Absolutely Clueless

Do you know that every time I see you it’s like a knife twisting through my insides?

And every time I’m able to pull it out, it’s like my very life leaking out of me

Accelerating my heartbeat, sending blood careening from my body even more quickly

The force of each labored heartbeat making it harder and harder to breathe

Every exhalation laced with hate:

I can’t recall if I’ve ever hated anyone before

But there’s no mistaking the poison that fills my belly eating at me even after I’ve offered a reprieve

Maybe I’ve never actually forgiven anyone before, because even though I’ve said the words and meant it

It’s still a screaming child clinging to me and each second is ever deafening

Though I can still see the light, the darkness gently closes over me

Tempting me to let go of any bit of peace I still know

Scriptures tell me to think on things that are noble, lovely, truthful, and praiseworthy

But every time I do, I see images of you tearing them all apart

Everything I knew of you died that night

And what stepped from the shed snake-skin was wretched and rotten

You didn’t hurt me as much as you exposed your ugly

Nobody is fooled.

I just wonder why everyone comes to talk to me instead of trying to save you from your stupidity

I’m tired of defending you from their painful truth when in truth all you offer me is pain

My arms outstretched between you and the crowd seeking your life while your outstretched arm plunges a knife into my backside

Does this look like it’s a fair fight?!

Sometimes I want to turn around and offer the same name-calling and slandering that they’re handing me to you

Instead of letting it damage my hands when I’m trying so hard to keep them clean

But I can’t.

I still love you.

They say I’m a damned fool to, and maybe that’s true

But what else can I do?

I’m absolutely clueless.

What do you do when you love someone you can’t trust?

When wisdom simultaneously says

“Pour out your heart” and

“Walk away”

But either option would cause way too much pain

Do I pray to see justice served or for mercy you don’t deserve?

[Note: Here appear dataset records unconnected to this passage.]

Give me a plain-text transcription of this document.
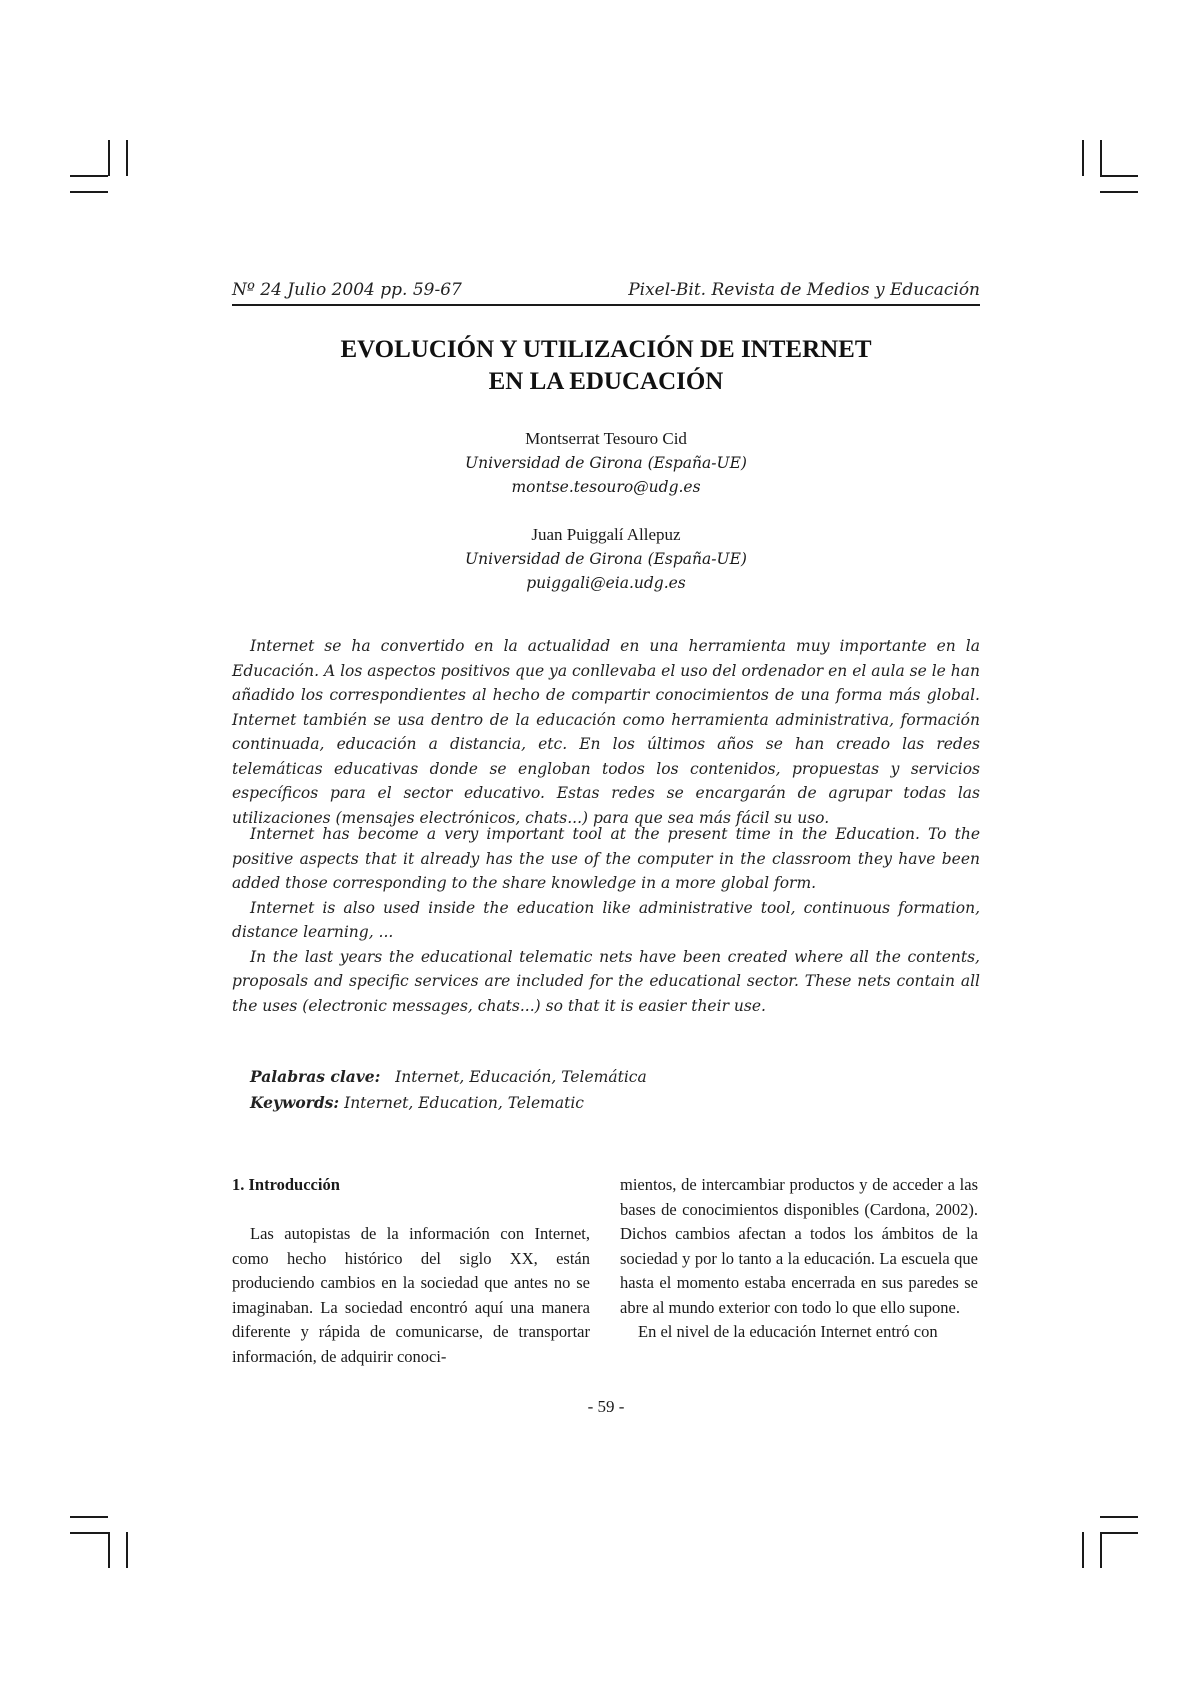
Nº 24 Julio 2004 pp. 59-67	Pixel-Bit. Revista de Medios y Educación
EVOLUCIÓN Y UTILIZACIÓN DE INTERNET
EN LA EDUCACIÓN
Montserrat Tesouro Cid
Universidad de Girona (España-UE)
montse.tesouro@udg.es
Juan Puiggalí Allepuz
Universidad de Girona (España-UE)
puiggali@eia.udg.es

Internet se ha convertido en la actualidad en una herramienta muy importante en la Educación. A los aspectos positivos que ya conllevaba el uso del ordenador en el aula se le han añadido los correspondientes al hecho de compartir conocimientos de una forma más global. Internet también se usa dentro de la educación como herramienta administrativa, formación continuada, educación a distancia, etc. En los últimos años se han creado las redes telemáticas educativas donde se engloban todos los contenidos, propuestas y servicios específicos para el sector educativo. Estas redes se encargarán de agrupar todas las utilizaciones (mensajes electrónicos, chats...) para que sea más fácil su uso.

Internet has become a very important tool at the present time in the Education. To the positive aspects that it already has the use of the computer in the classroom they have been added those corresponding to the share knowledge in a more global form.

Internet is also used inside the education like administrative tool, continuous formation, distance learning, ...

In the last years the educational telematic nets have been created where all the contents, proposals and specific services are included for the educational sector. These nets contain all the uses (electronic messages, chats...) so that it is easier their use.

Palabras clave: Internet, Educación, Telemática
Keywords: Internet, Education, Telematic
1. Introducción

Las autopistas de la información con Internet, como hecho histórico del siglo XX, están produciendo cambios en la sociedad que antes no se imaginaban. La sociedad encontró aquí una manera diferente y rápida de comunicarse, de transportar información, de adquirir conoci-

mientos, de intercambiar productos y de acceder a las bases de conocimientos disponibles (Cardona, 2002). Dichos cambios afectan a todos los ámbitos de la sociedad y por lo tanto a la educación. La escuela que hasta el momento estaba encerrada en sus paredes se abre al mundo exterior con todo lo que ello supone.

En el nivel de la educación Internet entró con

- 59 -
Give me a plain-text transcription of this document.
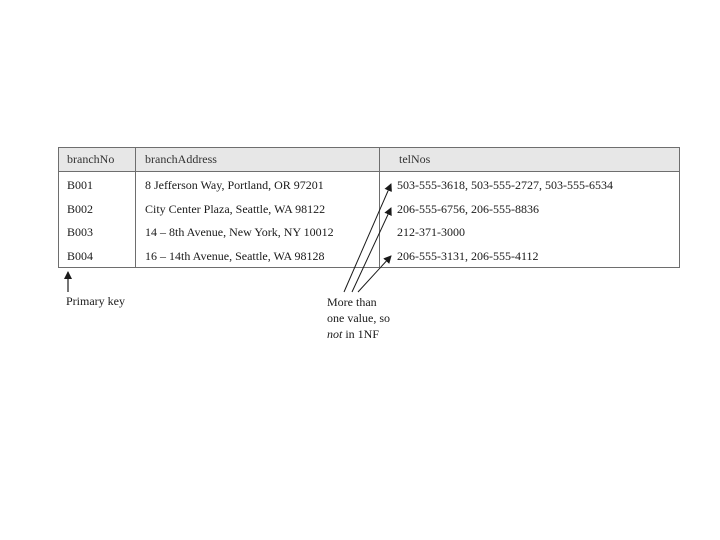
branchNo	branchAddress	telNos
B001	8 Jefferson Way, Portland, OR 97201	503-555-3618, 503-555-2727, 503-555-6534
B002	City Center Plaza, Seattle, WA 98122	206-555-6756, 206-555-8836
B003	14 – 8th Avenue, New York, NY 10012	212-371-3000
B004	16 – 14th Avenue, Seattle, WA 98128	206-555-3131, 206-555-4112
Primary key	More than
one value, so
not in 1NF
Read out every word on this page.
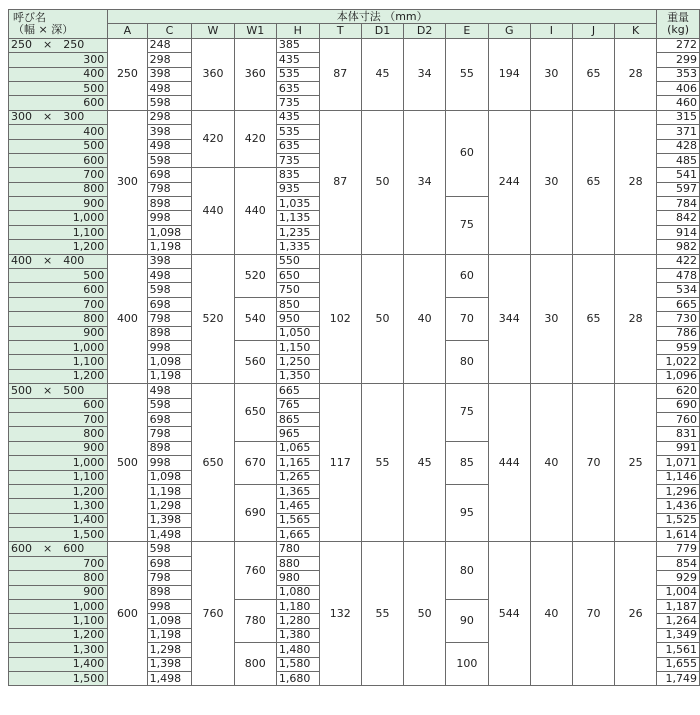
呼び名
（幅 × 深）	本体寸法 （mm）													重量
(kg)
	A	C	W	W1	H	T	D1	D2	E	G	I	J	K	
250　×　250	250	248	360	360	385	87	45	34	55	194	30	65	28	272
300		298			435									299
400		398			535									353
500		498			635									406
600		598			735									460
300　×　300	300	298	420	420	435	87	50	34	60	244	30	65	28	315
400		398			535									371
500		498			635									428
600		598			735									485
700		698	440	440	835									541
800		798			935									597
900		898			1,035				75					784
1,000		998			1,135									842
1,100		1,098			1,235									914
1,200		1,198			1,335									982
400　×　400	400	398	520	520	550	102	50	40	60	344	30	65	28	422
500		498			650									478
600		598			750									534
700		698		540	850				70					665
800		798			950									730
900		898			1,050									786
1,000		998		560	1,150				80					959
1,100		1,098			1,250									1,022
1,200		1,198			1,350									1,096
500　×　500	500	498	650	650	665	117	55	45	75	444	40	70	25	620
600		598			765									690
700		698			865									760
800		798			965									831
900		898		670	1,065				85					991
1,000		998			1,165									1,071
1,100		1,098			1,265									1,146
1,200		1,198		690	1,365				95					1,296
1,300		1,298			1,465									1,436
1,400		1,398			1,565									1,525
1,500		1,498			1,665									1,614
600　×　600	600	598	760	760	780	132	55	50	80	544	40	70	26	779
700		698			880									854
800		798			980									929
900		898			1,080									1,004
1,000		998		780	1,180				90					1,187
1,100		1,098			1,280									1,264
1,200		1,198			1,380									1,349
1,300		1,298		800	1,480				100					1,561
1,400		1,398			1,580									1,655
1,500		1,498			1,680									1,749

Should I keep silent and observe your coming crash, or speak up and risk attracting your wrath?

It’s a hard spot to be,

But I’m in a better one than you seem to be:

Running blindly and still absolutely clueless.

6 responses to “Absolutely Clueless

  1. Pingback: The Celebrate Poet of Summer in 2011 Award Nominations | Promising Poets' Poetry Cafe

  2. As I read this I thought not so much clueless as more like a caged animal who bites the hand of a rescuer. In the animals mind the rescuer is on the side of the captors. In this case the animal trusts noone where the rescuer deserves the same compassion that it gives. sad really

  3. As I read this post I thought not so much clueless but more like a caged animal that only wants to run free as it was intended and how the caged animal often times will bite the hand of a rescuer.